Eine solche Orientierung der europäischen Politik, die wieder in Richtung des sozialen Fortschritts gehen würde, die eine Harmonisierung nach oben unterstützt und Investitionen in unsere Infrastrukturen fördert, sowie eine Industriepolitik, die sozialverantwortliche und umweltverträgliche industrielle Tätigkeiten im Bereich der Spitzentechnologien und der Innovation fördert und schützt, wäre ein wesentlicher Beitrag dazu, dass die Bürger wieder Vertrauen in das europäische Projekt gewinnen.
In diesem Sinn fordert der OGBL die Luxemburger Regierung dazu auf, während ihrer europäischen Präsidentschaft sämtliche Initiativen zu unterstützten, die in eine solche Richtung gehen. Die Unterstützung des strukturierten europäischen Sozialdialogs, die Unterstützung der branchenspezifischen und -übergreifenden Verhandlungen auf europäischer Ebene, die Einhaltung der ausgehandelten Vereinbarungen, der Erhalt der
nationalen und europäischen Gewerkschaftsvertretungen in allen europäischen Gremien, Programmen und Agenturen, die die Tätigkeitsbereiche der Gewerkschaften betreffen, ist von entscheidender Bedeutung.

Der OGBL erinnert ebenfalls an die Kritiken der europäischen Gewerkschaftsbewegung an dem sogenannten REFIT-Programm und an dem Kommissionsdokument „Bessere Rechtssetzung“, das unter dem falschen Vorwand der Bürokratiebekämpfung riskiert, dazu benutzt zu werden, Verordnungen in den Bereichen Umweltschutz, sowie Gesundheit und Sicherheit am Arbeitsplatz auszuhebeln und eine Politik der zwei Geschwindigkeiten zu Ungunsten der Arbeitnehmer in den kleinen und mittleren Unternehmen einzuführen.

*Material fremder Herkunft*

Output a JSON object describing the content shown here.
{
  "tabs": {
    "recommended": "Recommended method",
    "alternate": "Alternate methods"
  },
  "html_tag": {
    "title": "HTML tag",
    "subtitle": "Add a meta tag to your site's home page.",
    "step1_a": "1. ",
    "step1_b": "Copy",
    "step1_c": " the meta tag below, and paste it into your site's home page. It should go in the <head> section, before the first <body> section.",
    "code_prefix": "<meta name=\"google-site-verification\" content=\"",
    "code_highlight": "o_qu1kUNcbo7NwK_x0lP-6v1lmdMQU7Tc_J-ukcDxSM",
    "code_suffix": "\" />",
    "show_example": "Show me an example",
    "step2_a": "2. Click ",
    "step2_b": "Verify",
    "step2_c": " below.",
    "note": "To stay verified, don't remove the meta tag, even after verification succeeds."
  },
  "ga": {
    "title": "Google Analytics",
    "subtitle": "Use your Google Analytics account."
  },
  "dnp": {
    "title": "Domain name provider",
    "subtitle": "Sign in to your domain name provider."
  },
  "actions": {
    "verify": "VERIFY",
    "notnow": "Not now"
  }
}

Der OGBL erinnert schließlich an seine Kritik gegenüber den laufenden Verhandlungen von Freihandels- und Investorenschutzverträgen (CETA, TTIP, TiSA).

Ohne das politische Gewicht der luxemburgischen Ratspräsidentschaft und die ihr zur Verfügung stehenden Mittel zu überschätzen, ist der Nationalvorstand des OGBL nichtsdestotrotz der Meinung, dass eine Herangehensweise, die sich auf die hier zusammenfassend entwickelten Orientierungen stützen würde, dazu beitragen könnte, die Europäische Union aus der gegenwärtigen Schieflage zu befreien.